Well, that's it, I think. Leaves me with a last big shoutout to everyone (like Morgen Bailey and Rob Guthrie) who selflessly promotes writers on their websites. Your tireless work is appreciated even during those fraught moments we forget to say thank you.

Wednesday
May012013

Seasons Now Published

If there were such a thing as a Writer Genie, I'd only have one wish to ask of it: please make me more prolific. Actually, that's not true. Since childhood, I've urged every character in every tale to ever feature the standard three wishes to simply ask for an infinite number of wishes, but to no avail. Why doesn't anyone ever think of that?

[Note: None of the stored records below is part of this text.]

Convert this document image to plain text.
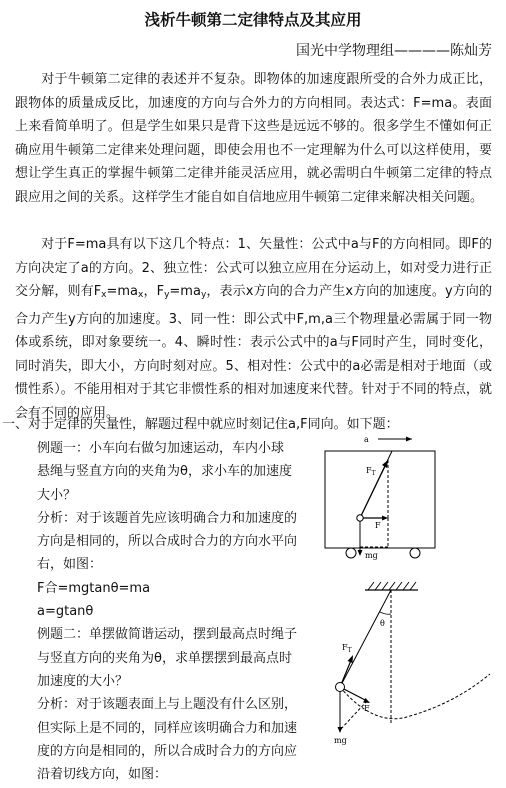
浅析牛顿第二定律特点及其应用
国光中学物理组————陈灿芳

对于牛顿第二定律的表述并不复杂。即物体的加速度跟所受的合外力成正比，跟物体的质量成反比，加速度的方向与合外力的方向相同。表达式：F=ma。表面上来看简单明了。但是学生如果只是背下这些是远远不够的。很多学生不懂如何正确应用牛顿第二定律来处理问题，即使会用也不一定理解为什么可以这样使用，要想让学生真正的掌握牛顿第二定律并能灵活应用，就必需明白牛顿第二定律的特点跟应用之间的关系。这样学生才能自如自信地应用牛顿第二定律来解决相关问题。

对于F=ma具有以下这几个特点：1、矢量性：公式中a与F的方向相同。即F的方向决定了a的方向。2、独立性：公式可以独立应用在分运动上，如对受力进行正交分解，则有$F_x=ma_x$，$F_y=ma_y$，表示x方向的合力产生x方向的加速度。y方向的合力产生y方向的加速度。3、同一性：即公式中F,m,a三个物理量必需属于同一物体或系统，即对象要统一。4、瞬时性：表示公式中的a与F同时产生，同时变化，同时消失，即大小，方向时刻对应。5、相对性：公式中的a必需是相对于地面（或惯性系）。不能用相对于其它非惯性系的相对加速度来代替。针对于不同的特点，就会有不同的应用。

一、对于定律的矢量性，解题过程中就应时刻记住a,F同向。如下题：
例题一：小车向右做匀加速运动，车内小球
悬绳与竖直方向的夹角为θ，求小车的加速度
大小？
分析：对于该题首先应该明确合力和加速度的
方向是相同的，所以合成时合力的方向水平向
右，如图：
F合=mgtanθ=ma
a=gtanθ
例题二：单摆做简谐运动，摆到最高点时绳子
与竖直方向的夹角为θ，求单摆摆到最高点时
加速度的大小？
分析：对于该题表面上与上题没有什么区别，
但实际上是不同的，同样应该明确合力和加速
度的方向是相同的，所以合成时合力的方向应
沿着切线方向，如图：
a
$F_T$
F
mg
θ
$F_T$
F
mg
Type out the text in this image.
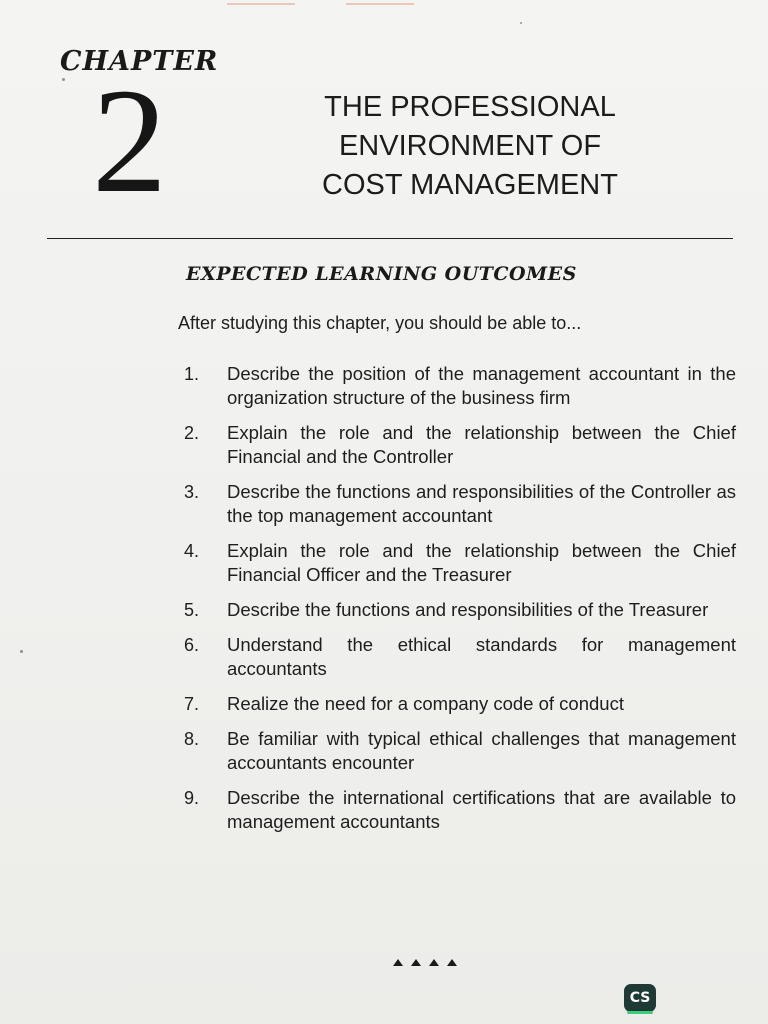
CHAPTER
2	THE PROFESSIONAL
ENVIRONMENT OF
COST MANAGEMENT
EXPECTED LEARNING OUTCOMES
After studying this chapter, you should be able to...
1.	Describe the position of the management accountant in the organization structure of the business firm
2.	Explain the role and the relationship between the Chief Financial and the Controller
3.	Describe the functions and responsibilities of the Controller as the top management accountant
4.	Explain the role and the relationship between the Chief Financial Officer and the Treasurer
5.	Describe the functions and responsibilities of the Treasurer
6.	Understand the ethical standards for management accountants
7.	Realize the need for a company code of conduct
8.	Be familiar with typical ethical challenges that management accountants encounter
9.	Describe the international certifications that are available to management accountants
CS
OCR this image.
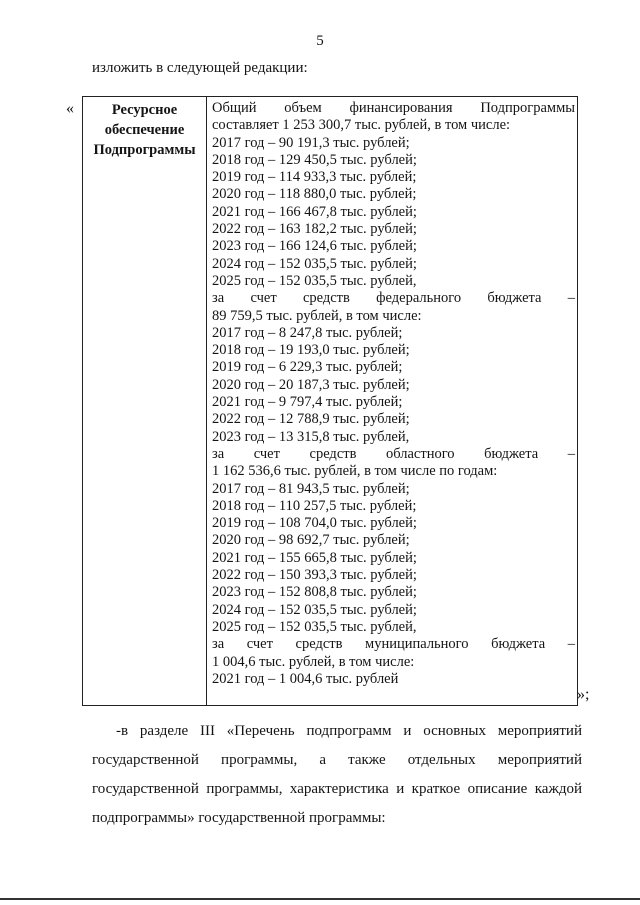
5
изложить в следующей редакции:
«	Ресурсное
обеспечение
Подпрограммы
Общий объем финансирования Подпрограммы
составляет 1 253 300,7 тыс. рублей, в том числе:
2017 год – 90 191,3 тыс. рублей;
2018 год – 129 450,5 тыс. рублей;
2019 год – 114 933,3 тыс. рублей;
2020 год – 118 880,0 тыс. рублей;
2021 год – 166 467,8 тыс. рублей;
2022 год – 163 182,2 тыс. рублей;
2023 год – 166 124,6 тыс. рублей;
2024 год – 152 035,5 тыс. рублей;
2025 год – 152 035,5 тыс. рублей,
за счет средств федерального бюджета –
89 759,5 тыс. рублей, в том числе:
2017 год – 8 247,8 тыс. рублей;
2018 год – 19 193,0 тыс. рублей;
2019 год – 6 229,3 тыс. рублей;
2020 год – 20 187,3 тыс. рублей;
2021 год – 9 797,4 тыс. рублей;
2022 год – 12 788,9 тыс. рублей;
2023 год – 13 315,8 тыс. рублей,
за счет средств областного бюджета –
1 162 536,6 тыс. рублей, в том числе по годам:
2017 год – 81 943,5 тыс. рублей;
2018 год – 110 257,5 тыс. рублей;
2019 год – 108 704,0 тыс. рублей;
2020 год – 98 692,7 тыс. рублей;
2021 год – 155 665,8 тыс. рублей;
2022 год – 150 393,3 тыс. рублей;
2023 год – 152 808,8 тыс. рублей;
2024 год – 152 035,5 тыс. рублей;
2025 год – 152 035,5 тыс. рублей,
за счет средств муниципального бюджета –
1 004,6 тыс. рублей, в том числе:
2021 год – 1 004,6 тыс. рублей
»;
-в разделе III «Перечень подпрограмм и основных мероприятий
государственной программы, а также отдельных мероприятий
государственной программы, характеристика и краткое описание каждой
подпрограммы» государственной программы:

Ha. But anyway, where was I? Oh right. Prolific. You've heard the phrase "verbal diarrhea," right? Well, I suffer from the polar opposite. Consonantal constipation. In short, I need a lexicographic laxative.

But today, thanks to the efforts of some fine colleagues, I and those very same compadres have (to mercifully change the metaphor) added a few more blocks of ice to the glacially expanding edifice of our written output. The story behind Seasons is as serendipitous as the stories within Seasons, if that makes sense. At some point last September, a story about a troubled young woman wrestling with self-destructive impulses appeared to me almost unbidden. No doubt it emerged from a subconscious filled with the real life horror stories of young people who are so often dealt a cruel and arbitrary hand before they're even born. "Summer Long" is a difficult character study, dark and anxious and fearful. But I think it said what I'd needed to say. Then a chance exchange in the comments section (you can read how it all unfolded here) resulted in a chain reaction in which Edward Lorn, JD Mader and Jo-Anne Teal each began to add a new, related story, a season at a time, until we ended up with this delicately balanced quartet of tales poised between oblivion and redemption.

And now, you can buy the collected stories for an insanely low price, and better yet, know that 100 percent of the royalties will go to the National Suicide Prevention Lifeline. Yeah, the four of us won't see a single penny. (Which is good, as half the authors here are Canadian and pennies are now outlawed in Canada. It's true.)